The need for frequent INR monitoring and follow-up, and significant risk of bleeding make warfarin challenging for patients and prescribers (Witt, 2010). Risk benefit analysis has demonstrated the value of warfarin therapy in AF where risk of serious haemorrhage is outweighed by high risk of stroke. Current guidelines all include tools for assessment of stroke risk and bleeding. The most common are the CHA2DS2-VASc risk score and the HAS-BLED tool.
Initiation of warfarin therapy in the presence of acute thromboembolism normally overlaps with heparin, for two reasons. First, the full effect of warfarin is not seen until clotting factors already synthesised are removed from plasma (half-life varies between 2 to 3 days). Secondly and more importantly, warfarin affects protein C, an inhibitor of coagulation that also relies on vitamin K for manufacture. It has a shorter half-life (6-9 hours) than the clotting factors (Tanaka et al., 2009). Loss of protein C on initiation of warfarin can cause thrombosis in small vessels of the skin leading to necrosis (Rang et al., 2012).
Warfarin’s other adverse effects pose a significant barrier to use (Neilson, 2010). It has a narrow therapeutic window: the difference in drug concentration between achieving desired effects and inducing toxicity is minimal. Therapeutic effects of warfarin are measured using the international normalised ratio (INR) of prothrombin time (Table 3). In non-warfarinised people, INR is 1. For those taking warfarin, the aim is to establish an INR of between 2 and 3. INR of greater than 4.5 significantly increases the risk of bleeding.
Warfarin is inactivated in the liver via an enzyme system that inactivates many other drugs. Some drugs inhibit the enzyme system, while others induce it. Inhibition by, for example, co-trimoxazole, ciprofloxacin or metronidazole, increases active warfarin, increasing INR and the risk of haemorrhage. Induction of the enzyme system by, for example, St John’s Wort, increases warfarin removal from the body, decreasing INR and increasing risk of thrombosis (Best Practice Advocacy Centre New Zealand, 2007). A more comprehensive list of drugs that affect warfarin activity or metabolism may be found at BPAC NZ.
If a patient on warfarin significantly alters their diet, INR may be affected. Vitamin K is found in leafy green vegetables such as spinach, broccoli and lettuce. Having fresh vitamin K available will allow the body to generate more clotting factors. Vitamin K is fat-soluble so fatty foods increase absorption. Vitamin K is also manufactured in the large intestine by normal bacterial flora. Loss of these bacteria during treatment with broad-spectrum antibiotics can increase the risk of bleeding.
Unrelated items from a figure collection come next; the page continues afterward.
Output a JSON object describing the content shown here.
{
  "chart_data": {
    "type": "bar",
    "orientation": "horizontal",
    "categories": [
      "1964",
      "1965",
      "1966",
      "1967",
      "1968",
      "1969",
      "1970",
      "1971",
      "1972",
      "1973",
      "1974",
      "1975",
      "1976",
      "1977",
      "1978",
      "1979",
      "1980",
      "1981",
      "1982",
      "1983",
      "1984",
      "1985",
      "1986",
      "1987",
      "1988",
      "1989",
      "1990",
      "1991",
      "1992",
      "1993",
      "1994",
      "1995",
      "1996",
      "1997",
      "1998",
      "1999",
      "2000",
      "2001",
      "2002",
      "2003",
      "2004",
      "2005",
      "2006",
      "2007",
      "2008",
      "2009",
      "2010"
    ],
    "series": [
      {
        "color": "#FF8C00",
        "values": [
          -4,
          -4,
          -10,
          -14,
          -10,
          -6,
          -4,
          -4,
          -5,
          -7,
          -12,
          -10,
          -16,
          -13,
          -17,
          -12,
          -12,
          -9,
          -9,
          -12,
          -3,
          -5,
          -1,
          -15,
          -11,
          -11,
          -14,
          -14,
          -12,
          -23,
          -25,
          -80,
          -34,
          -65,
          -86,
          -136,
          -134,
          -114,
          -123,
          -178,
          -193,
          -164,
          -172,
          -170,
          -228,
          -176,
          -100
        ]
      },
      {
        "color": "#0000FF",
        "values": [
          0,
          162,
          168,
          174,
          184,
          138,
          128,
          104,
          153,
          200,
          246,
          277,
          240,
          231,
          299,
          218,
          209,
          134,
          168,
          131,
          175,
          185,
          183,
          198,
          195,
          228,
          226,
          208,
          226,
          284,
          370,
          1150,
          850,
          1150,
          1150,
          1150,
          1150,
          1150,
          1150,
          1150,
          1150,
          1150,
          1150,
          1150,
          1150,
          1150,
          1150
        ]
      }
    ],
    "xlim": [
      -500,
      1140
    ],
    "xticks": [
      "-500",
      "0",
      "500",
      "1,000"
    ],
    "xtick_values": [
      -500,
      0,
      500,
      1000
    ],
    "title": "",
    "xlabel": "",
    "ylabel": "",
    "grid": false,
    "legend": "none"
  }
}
Adverse effects are possible with concurrent use of non-steroidal anti-inflammatory drugs, antiplatelet drugs and particularly aspirin (see below). These have an antiplatelet effect that increases risk of bleeding without altering INR. Aspirin is sometimes prescribed concurrently with warfarin, and patients may self-medicate with this or other over-the-counter drugs and complementary remedies that affect haemostasis.
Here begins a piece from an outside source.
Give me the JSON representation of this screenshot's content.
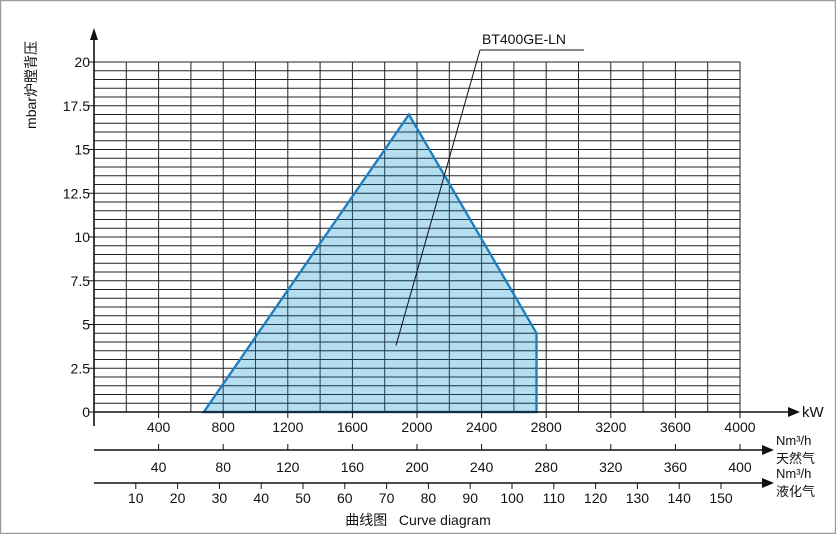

The need for frequent INR monitoring and follow-up, and significant risk of bleeding make warfarin challenging for patients and prescribers (Witt, 2010). Risk benefit analysis has demonstrated the value of warfarin therapy in AF where risk of serious haemorrhage is outweighed by high risk of stroke. Current guidelines all include tools for assessment of stroke risk and bleeding. The most common are the CHA2DS2-VASc risk score and the HAS-BLED tool.
Sources: NICE, 2014; American College of Cardiology, 2014; Lip et al., 2010
The antidote for warfarin in elevated INR or haemorrhage is to administer vitamin K (phytomenadione). This takes some time to have a therapeutic effect; clotting factors or fresh frozen plasma may be needed in acute haemorrhage (Tanaka et al., 2009).